39 Car si les services sont largement « invisibles » dans le socialisme c’est d’abord parce qu’ils ne constituent pas des marchandises; en ce sens ils sont peut-être plus proches de la notion d’aide « bénévole » que le terme suggère spontanément ou d’un échange non monétaire. Dans la RDA, l’éducation, la santé, le transport mais aussi, en grande partie, les restaurants et commerces, largement subventionnés, remplissent d’abord une fonction de « service public » dans le cadre d’une politique sociale élargie en échange de quoi les dirigeants politiques attendaient de chaque citoyen qu’il participe à la construction de la société socialiste. Ce service non marchand (ce que les repreneurs privés ont traduit par « non productif ») était incompatible avec la privatisation de l’économie dans les années de transition.

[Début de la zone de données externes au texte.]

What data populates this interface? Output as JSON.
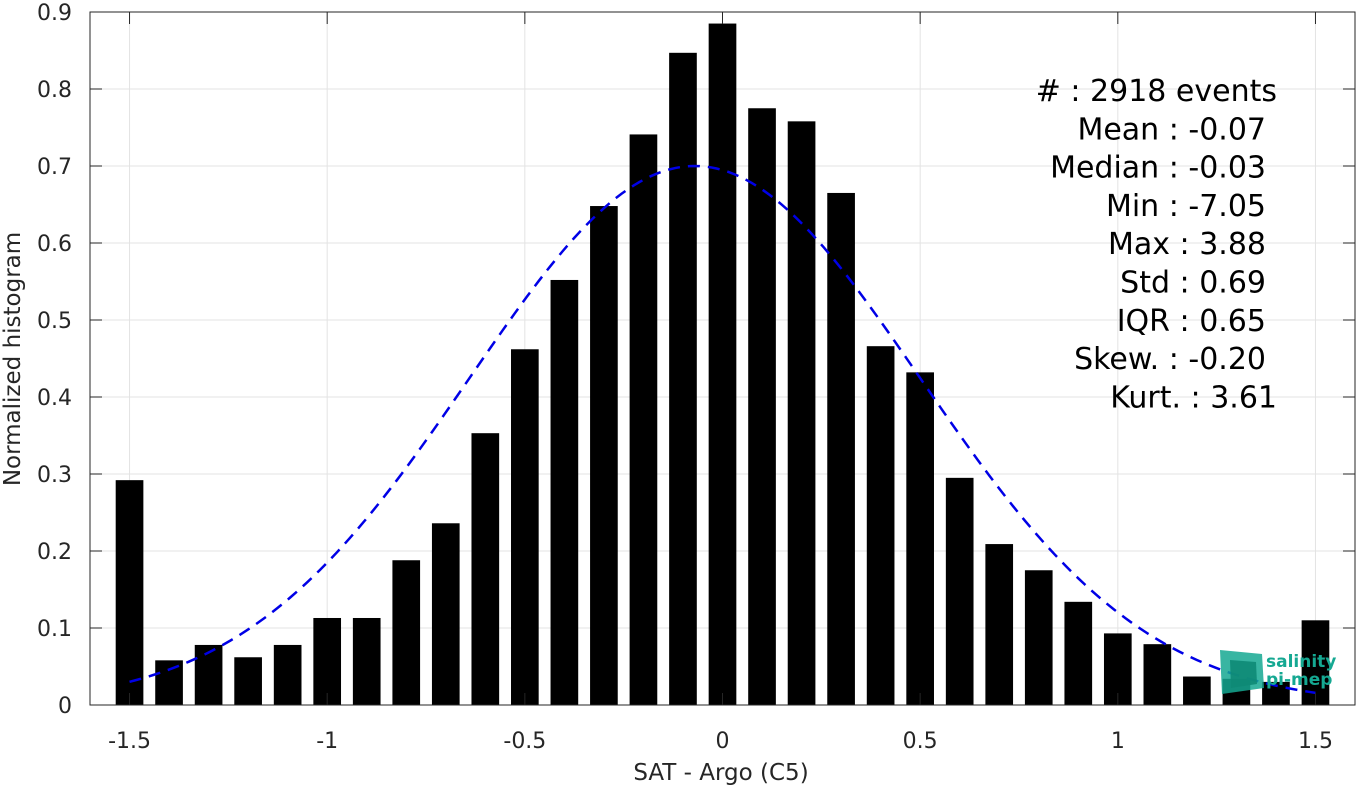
{
  "chart_data": {
    "type": "bar",
    "x": [
      -1.5,
      -1.4,
      -1.3,
      -1.2,
      -1.1,
      -1.0,
      -0.9,
      -0.8,
      -0.7,
      -0.6,
      -0.5,
      -0.4,
      -0.3,
      -0.2,
      -0.1,
      0.0,
      0.1,
      0.2,
      0.3,
      0.4,
      0.5,
      0.6,
      0.7,
      0.8,
      0.9,
      1.0,
      1.1,
      1.2,
      1.3,
      1.4,
      1.5
    ],
    "values": [
      0.292,
      0.058,
      0.078,
      0.062,
      0.078,
      0.113,
      0.113,
      0.188,
      0.236,
      0.353,
      0.462,
      0.552,
      0.648,
      0.741,
      0.847,
      0.885,
      0.775,
      0.758,
      0.665,
      0.466,
      0.432,
      0.295,
      0.209,
      0.175,
      0.134,
      0.093,
      0.079,
      0.037,
      0.034,
      0.03,
      0.11
    ],
    "fit": {
      "type": "gaussian",
      "mean": -0.07,
      "std": 0.57,
      "peak": 0.7
    },
    "xlabel": "SAT - Argo (C5)",
    "ylabel": "Normalized histogram",
    "xlim": [
      -1.6,
      1.6
    ],
    "ylim": [
      0,
      0.9
    ],
    "xticks": [
      -1.5,
      -1,
      -0.5,
      0,
      0.5,
      1,
      1.5
    ],
    "xtick_labels": [
      "-1.5",
      "-1",
      "-0.5",
      "0",
      "0.5",
      "1",
      "1.5"
    ],
    "yticks": [
      0,
      0.1,
      0.2,
      0.3,
      0.4,
      0.5,
      0.6,
      0.7,
      0.8,
      0.9
    ],
    "ytick_labels": [
      "0",
      "0.1",
      "0.2",
      "0.3",
      "0.4",
      "0.5",
      "0.6",
      "0.7",
      "0.8",
      "0.9"
    ],
    "grid": true,
    "bar_color": "#000000",
    "fit_color": "#0000e6",
    "fit_style": "dashed"
  },
  "stats": {
    "lines": [
      "#  : 2918 events",
      "Mean : -0.07",
      "Median : -0.03",
      "Min : -7.05",
      "Max : 3.88",
      "Std : 0.69",
      "IQR : 0.65",
      "Skew. : -0.20",
      "Kurt. : 3.61"
    ]
  },
  "logo": {
    "line1": "salinity",
    "line2": "pi-mep",
    "color": "#15a892"
  }
}
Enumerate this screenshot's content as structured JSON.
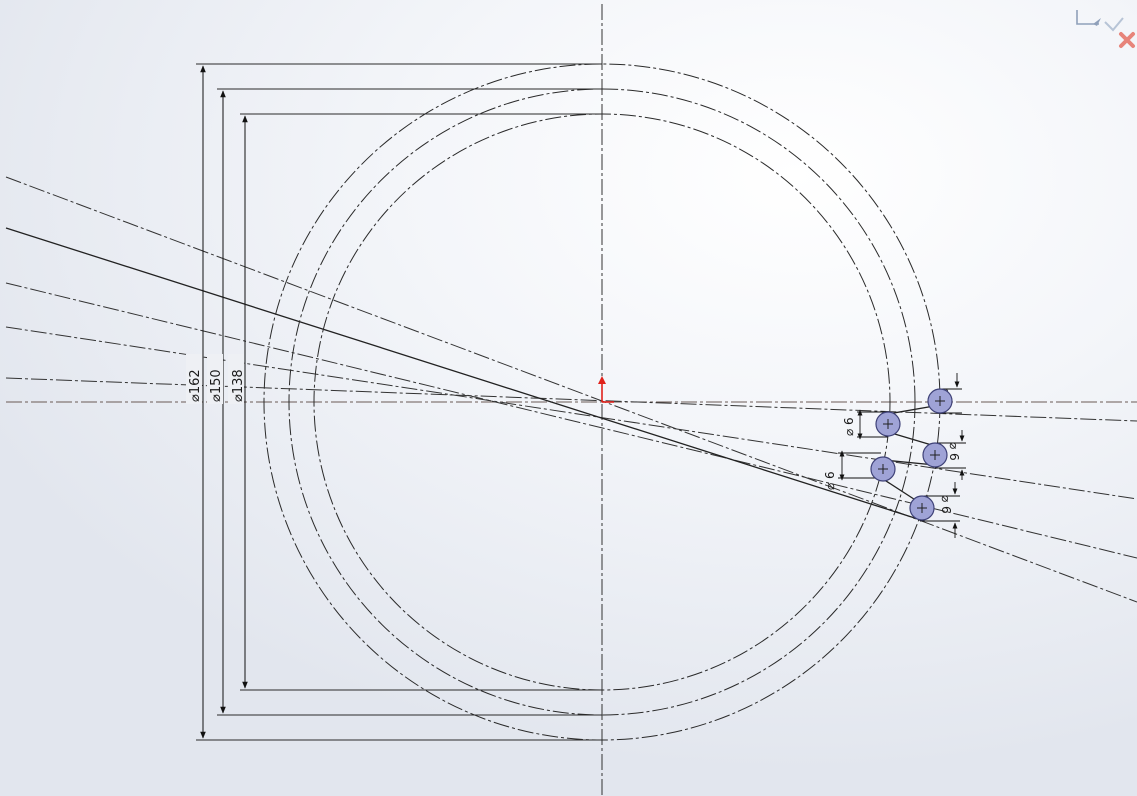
{
  "app": "SolidWorks sketch",
  "dimensions": {
    "d162": "⌀162",
    "d150": "⌀150",
    "d138": "⌀138",
    "hole_diameter": "⌀ 6"
  },
  "colors": {
    "hole_fill": "#9fa3d6",
    "hole_stroke": "#5a5e94",
    "sketch_line": "#222222",
    "origin_red": "#e0221b",
    "confirm_x": "#e7847a",
    "confirm_check": "#8fa0ba"
  },
  "icons": {
    "confirm": "confirmation-corner-icon",
    "origin": "sketch-origin-icon"
  }
}
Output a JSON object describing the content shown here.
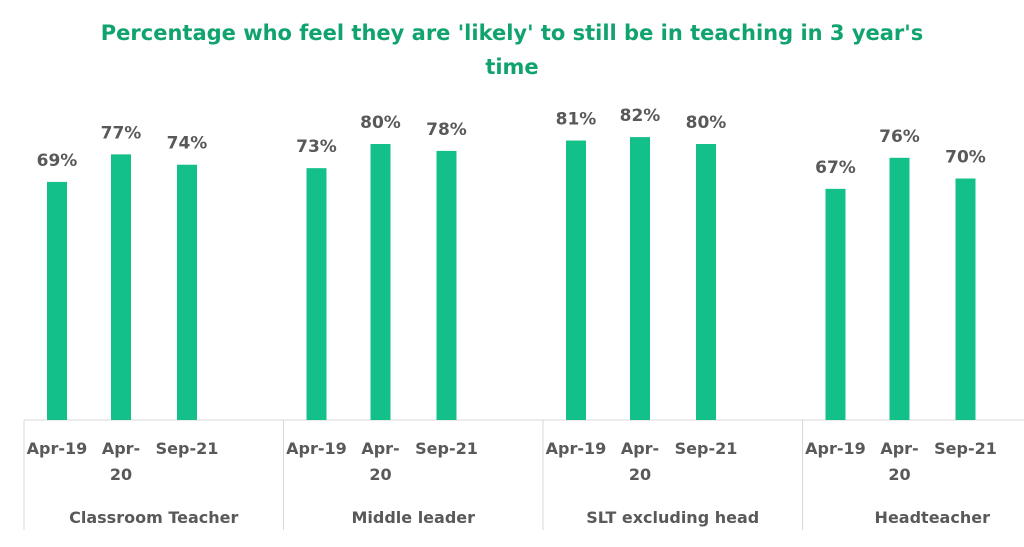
{
  "colors": {
    "bar": "#14c08a",
    "title": "#10a36e",
    "label": "#595959",
    "axis": "#d9d9d9"
  },
  "chart_data": {
    "type": "bar",
    "title_lines": [
      "Percentage who feel they are 'likely' to still be in teaching in 3 year's",
      "time"
    ],
    "ylim": [
      0,
      100
    ],
    "grid": false,
    "legend": "none",
    "groups": [
      {
        "name": "Classroom Teacher",
        "categories": [
          [
            "Apr-19"
          ],
          [
            "Apr-",
            "20"
          ],
          [
            "Sep-21"
          ]
        ],
        "values": [
          69,
          77,
          74
        ],
        "labels": [
          "69%",
          "77%",
          "74%"
        ]
      },
      {
        "name": "Middle leader",
        "categories": [
          [
            "Apr-19"
          ],
          [
            "Apr-",
            "20"
          ],
          [
            "Sep-21"
          ]
        ],
        "values": [
          73,
          80,
          78
        ],
        "labels": [
          "73%",
          "80%",
          "78%"
        ]
      },
      {
        "name": "SLT excluding head",
        "categories": [
          [
            "Apr-19"
          ],
          [
            "Apr-",
            "20"
          ],
          [
            "Sep-21"
          ]
        ],
        "values": [
          81,
          82,
          80
        ],
        "labels": [
          "81%",
          "82%",
          "80%"
        ]
      },
      {
        "name": "Headteacher",
        "categories": [
          [
            "Apr-19"
          ],
          [
            "Apr-",
            "20"
          ],
          [
            "Sep-21"
          ]
        ],
        "values": [
          67,
          76,
          70
        ],
        "labels": [
          "67%",
          "76%",
          "70%"
        ]
      }
    ]
  }
}
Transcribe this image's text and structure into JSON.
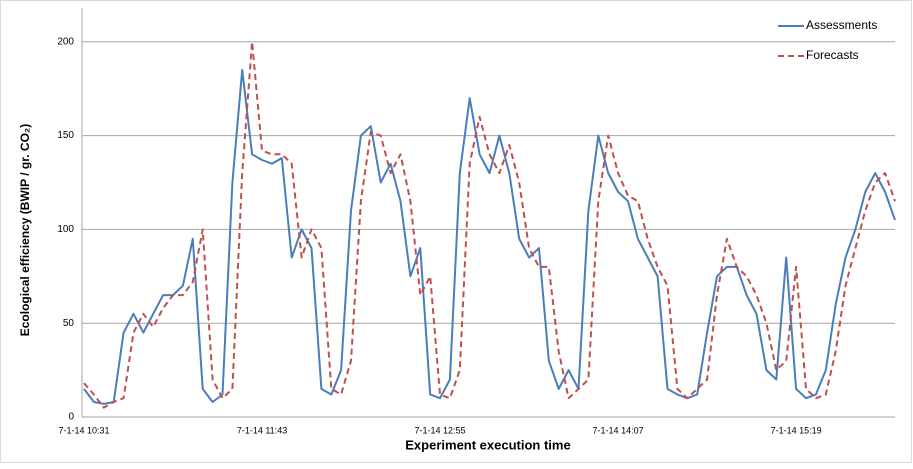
{
  "chart_data": {
    "type": "line",
    "x_label": "Experiment execution time",
    "y_label": "Ecological efficiency (BWIP / gr. CO₂)",
    "categories": [
      "7-1-14 10:31",
      null,
      null,
      null,
      null,
      null,
      null,
      null,
      null,
      null,
      null,
      null,
      null,
      null,
      null,
      null,
      null,
      null,
      "7-1-14 11:43",
      null,
      null,
      null,
      null,
      null,
      null,
      null,
      null,
      null,
      null,
      null,
      null,
      null,
      null,
      null,
      null,
      null,
      "7-1-14 12:55",
      null,
      null,
      null,
      null,
      null,
      null,
      null,
      null,
      null,
      null,
      null,
      null,
      null,
      null,
      null,
      null,
      null,
      "7-1-14 14:07",
      null,
      null,
      null,
      null,
      null,
      null,
      null,
      null,
      null,
      null,
      null,
      null,
      null,
      null,
      null,
      null,
      null,
      "7-1-14 15:19",
      null,
      null,
      null,
      null,
      null,
      null,
      null,
      null,
      null,
      null
    ],
    "series": [
      {
        "name": "Assessments",
        "color": "#4a7ebb",
        "dash": false,
        "values": [
          15,
          8,
          7,
          8,
          45,
          55,
          45,
          55,
          65,
          65,
          70,
          95,
          15,
          8,
          12,
          125,
          185,
          140,
          137,
          135,
          138,
          85,
          100,
          90,
          15,
          12,
          25,
          110,
          150,
          155,
          125,
          135,
          115,
          75,
          90,
          12,
          10,
          20,
          130,
          170,
          140,
          130,
          150,
          130,
          95,
          85,
          90,
          30,
          15,
          25,
          15,
          110,
          150,
          130,
          120,
          115,
          95,
          85,
          75,
          15,
          12,
          10,
          12,
          45,
          75,
          80,
          80,
          65,
          55,
          25,
          20,
          85,
          15,
          10,
          12,
          25,
          60,
          85,
          100,
          120,
          130,
          120,
          105
        ]
      },
      {
        "name": "Forecasts",
        "color": "#c0504d",
        "dash": true,
        "values": [
          18,
          12,
          5,
          8,
          10,
          45,
          55,
          48,
          58,
          65,
          65,
          72,
          100,
          20,
          10,
          15,
          130,
          200,
          142,
          140,
          140,
          135,
          85,
          100,
          90,
          15,
          12,
          30,
          115,
          152,
          150,
          130,
          140,
          115,
          65,
          75,
          12,
          10,
          25,
          135,
          160,
          140,
          130,
          145,
          125,
          90,
          80,
          80,
          35,
          10,
          15,
          20,
          115,
          150,
          130,
          118,
          115,
          95,
          80,
          70,
          15,
          10,
          15,
          20,
          65,
          95,
          80,
          75,
          65,
          50,
          25,
          30,
          80,
          15,
          10,
          12,
          35,
          70,
          90,
          110,
          125,
          130,
          115
        ]
      }
    ],
    "ylim": [
      0,
      218
    ],
    "yticks": [
      0,
      50,
      100,
      150,
      200
    ],
    "grid": true,
    "legend": "top-right"
  }
}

40 Mais il avait déjà buté auparavant sur plusieurs obstacles qui illustrent certaines contradictions fondamentales du socialisme réel. D’une part l’économie planifiée socialiste dont les ressources sont très largement aspirées, rappelons-le, par le développement de l’appareil de sécurité intérieure et extérieure, n’a jamais réussi à dégager des surplus suffisants pour assurer le bon fonctionnement de ce « service public » généralisé. Par ailleurs elle n’est pas suffisamment réactive pour répondre aux besoins des populations. Si bien qu’il a fallu susciter le développement d’un secteur non subventionné et « privilégié » pour répondre à des demandes spécifiques et satisfaire certaines catégories favorisées. Les dirigeants ont ainsi rompu le pacte tacite passé avec la population. Enfin, la conception quasi « assistancielle » qui préside à cette activité, son organisation collective, l’absence de toute gratification réelle et symbolique pour les salariés qui y sont employés a interdit la constitution d’une vraie « culture du service ».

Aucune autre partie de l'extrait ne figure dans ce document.